Question

(a) Calculate the rate of heat conduction through house walls that are 13.0 cm thick and that have an average thermal conductivity twice that of glass wool. Assume there are no windows or doors. The surface area of the walls is 120 m2 and their inside surface is at 18.0 oC, while their outside surface is at 5.0 oC. (b) How many 1-kW room heaters would be needed to balance the heat transfer due to conduction

Answer 1

Answer:

a. 960 W b. One 1 kW room heater

Explanation:

a.
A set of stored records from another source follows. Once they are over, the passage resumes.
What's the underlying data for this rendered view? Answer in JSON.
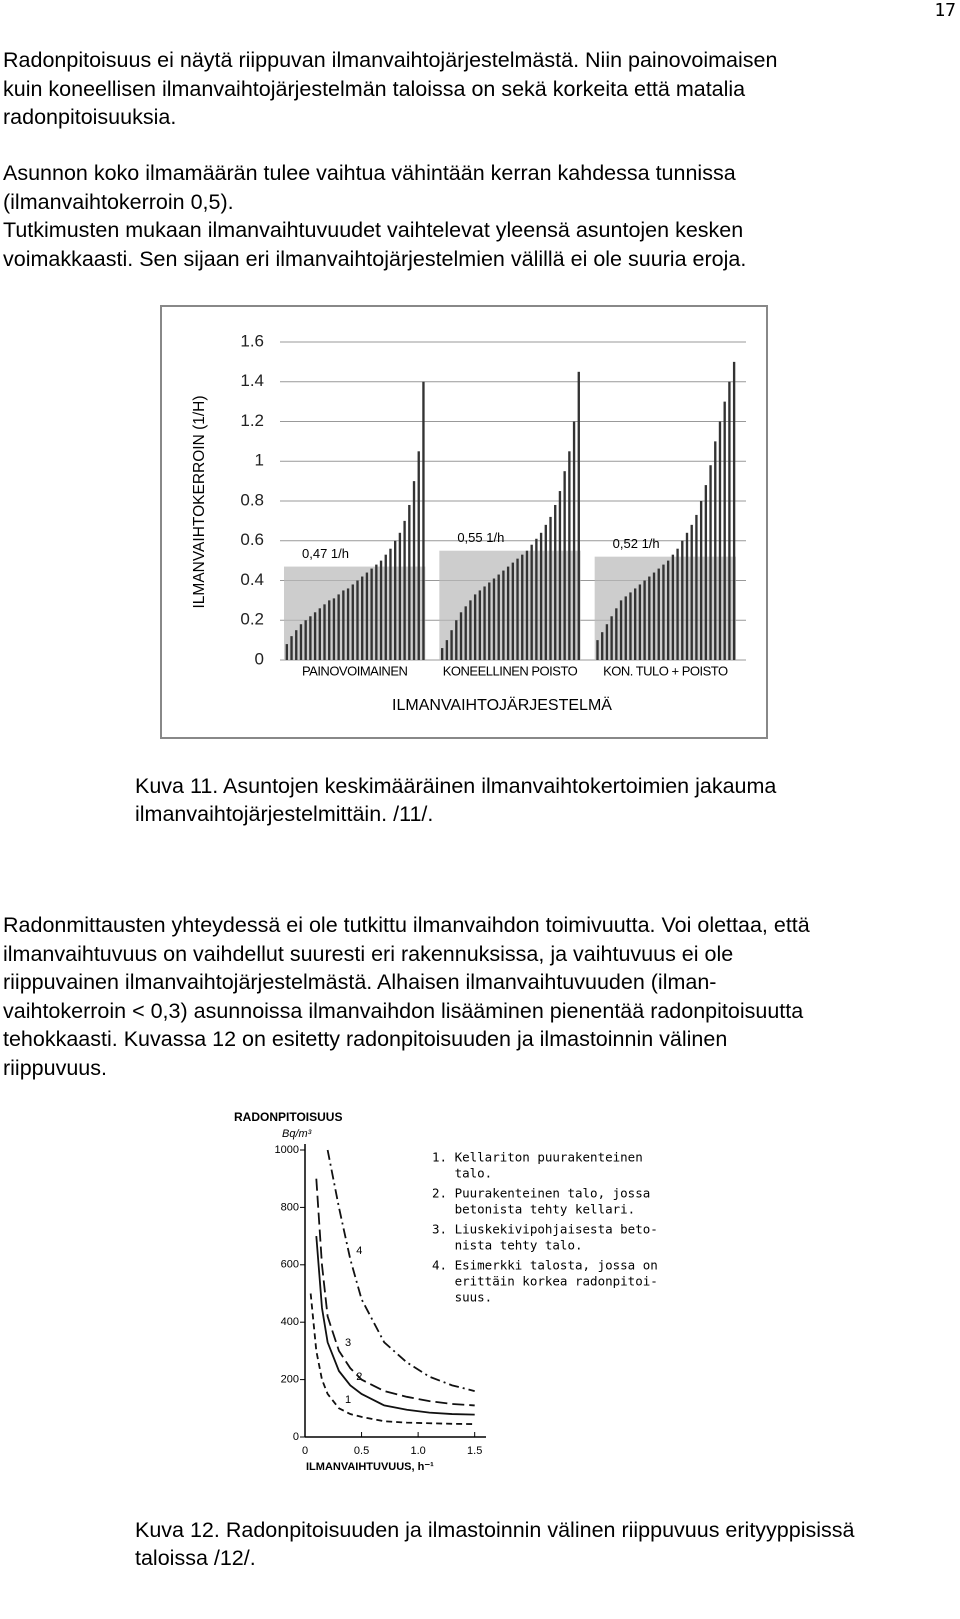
{
  "page_number": "17",
  "paragraphs": [
    [
      "Radonpitoisuus ei näytä riippuvan ilmanvaihtojärjestelmästä. Niin painovoimaisen",
      "kuin koneellisen ilmanvaihtojärjestelmän taloissa on sekä korkeita että matalia",
      "radonpitoisuuksia."
    ],
    [
      "Asunnon koko ilmamäärän tulee vaihtua vähintään kerran kahdessa tunnissa",
      "(ilmanvaihtokerroin 0,5).",
      "Tutkimusten mukaan ilmanvaihtuvuudet vaihtelevat yleensä asuntojen kesken",
      "voimakkaasti. Sen sijaan eri ilmanvaihtojärjestelmien välillä ei ole suuria eroja."
    ],
    [
      "Radonmittausten yhteydessä ei ole tutkittu ilmanvaihdon toimivuutta. Voi olettaa, että",
      "ilmanvaihtuvuus on vaihdellut suuresti eri rakennuksissa, ja vaihtuvuus ei ole",
      "riippuvainen ilmanvaihtojärjestelmästä. Alhaisen ilmanvaihtuvuuden (ilman-",
      "vaihtokerroin < 0,3) asunnoissa ilmanvaihdon lisääminen pienentää radonpitoisuutta",
      "tehokkaasti. Kuvassa 12 on esitetty radonpitoisuuden ja ilmastoinnin välinen",
      "riippuvuus."
    ]
  ],
  "captions": [
    [
      "Kuva 11. Asuntojen keskimääräinen ilmanvaihtokertoimien jakauma",
      "ilmanvaihtojärjestelmittäin. /11/."
    ],
    [
      "Kuva 12. Radonpitoisuuden ja ilmastoinnin välinen riippuvuus erityyppisissä",
      "taloissa /12/."
    ]
  ],
  "chart_data": [
    {
      "type": "bar",
      "y_label": "ILMANVAIHTOKERROIN (1/H)",
      "x_label": "ILMANVAIHTOJÄRJESTELMÄ",
      "ylim": [
        0,
        1.6
      ],
      "yticks": [
        0,
        0.2,
        0.4,
        0.6,
        0.8,
        1,
        1.2,
        1.4,
        1.6
      ],
      "grid": true,
      "color": "#333333",
      "mean_color": "#b8b8b8",
      "groups": [
        {
          "name": "PAINOVOIMAINEN",
          "mean": 0.47,
          "mean_label": "0,47 1/h",
          "values": [
            0.08,
            0.12,
            0.15,
            0.18,
            0.2,
            0.22,
            0.24,
            0.26,
            0.28,
            0.3,
            0.31,
            0.33,
            0.35,
            0.36,
            0.38,
            0.4,
            0.42,
            0.44,
            0.46,
            0.48,
            0.5,
            0.53,
            0.56,
            0.6,
            0.64,
            0.7,
            0.78,
            0.9,
            1.05,
            1.4
          ]
        },
        {
          "name": "KONEELLINEN POISTO",
          "mean": 0.55,
          "mean_label": "0,55 1/h",
          "values": [
            0.06,
            0.1,
            0.15,
            0.2,
            0.24,
            0.27,
            0.3,
            0.33,
            0.35,
            0.37,
            0.39,
            0.41,
            0.43,
            0.45,
            0.47,
            0.49,
            0.51,
            0.53,
            0.55,
            0.58,
            0.61,
            0.64,
            0.68,
            0.72,
            0.78,
            0.85,
            0.95,
            1.05,
            1.2,
            1.45
          ]
        },
        {
          "name": "KON. TULO + POISTO",
          "mean": 0.52,
          "mean_label": "0,52 1/h",
          "values": [
            0.1,
            0.14,
            0.18,
            0.22,
            0.26,
            0.3,
            0.32,
            0.34,
            0.36,
            0.38,
            0.4,
            0.42,
            0.44,
            0.46,
            0.48,
            0.5,
            0.53,
            0.56,
            0.6,
            0.64,
            0.68,
            0.73,
            0.8,
            0.88,
            0.98,
            1.1,
            1.2,
            1.3,
            1.4,
            1.5
          ]
        }
      ]
    },
    {
      "type": "line",
      "title": "RADONPITOISUUS",
      "y_unit": "Bq/m³",
      "x_label": "ILMANVAIHTUVUUS, h⁻¹",
      "xlim": [
        0,
        1.6
      ],
      "xticks": [
        0,
        0.5,
        {
          "value": 1.0,
          "label": "1.0"
        },
        1.5
      ],
      "ylim": [
        0,
        1000
      ],
      "yticks": [
        0,
        200,
        400,
        600,
        800,
        1000
      ],
      "x": [
        0.05,
        0.1,
        0.15,
        0.2,
        0.3,
        0.4,
        0.5,
        0.7,
        0.9,
        1.1,
        1.3,
        1.5
      ],
      "series": [
        {
          "name": "1",
          "color": "#111111",
          "style": "dashed",
          "values": [
            500,
            300,
            200,
            150,
            100,
            80,
            70,
            55,
            50,
            48,
            46,
            45
          ]
        },
        {
          "name": "2",
          "color": "#111111",
          "style": "solid",
          "values": [
            null,
            700,
            450,
            330,
            230,
            180,
            150,
            110,
            95,
            85,
            80,
            78
          ]
        },
        {
          "name": "3",
          "color": "#111111",
          "style": "longdash",
          "values": [
            null,
            900,
            600,
            420,
            300,
            240,
            200,
            160,
            140,
            125,
            115,
            110
          ]
        },
        {
          "name": "4",
          "color": "#111111",
          "style": "dashdot",
          "values": [
            null,
            null,
            null,
            1000,
            800,
            620,
            480,
            330,
            260,
            210,
            180,
            160
          ]
        }
      ],
      "legend": [
        [
          "1. Kellariton puurakenteinen",
          "   talo."
        ],
        [
          "2. Puurakenteinen talo, jossa",
          "   betonista tehty kellari."
        ],
        [
          "3. Liuskekivipohjaisesta beto-",
          "   nista tehty talo."
        ],
        [
          "4. Esimerkki talosta, jossa on",
          "   erittäin korkea radonpitoi-",
          "   suus."
        ]
      ]
    }
  ]
}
The rate of heat conduction P = kA(T₂ - T₁)/d where k = 2 × 0.040 W/m-K =  0.080 W/m-K since the thermal conductivity of glass wool is 0.040 W/m-K and that of the material is twice the thermal conductivity of glass wool, A = area of walls = 120 m², T₁ = outside surface temperature = 5.0 °C, T₂ = inside surface temperature = 18.0 °C and d = thickness of wall = 13.0 cm = 0.13 m

P = kA(T₂ - T₁)/d

= 0.080 W/m-K × 120 m²(18.0 °C - 5.0 °C)/0.13 m

= 9.6 Wm/K × 13 K/0.13 m

= 124.8 Wm/0.13 m

= 960 W

b. The number of 1 kW room heater required will be

n = rate of heat conduction/power of one room heater = 960 W/ 1 kW = 960 W/1000 W = 0.96 ≅ 1

So we need only one 1 kW room heater.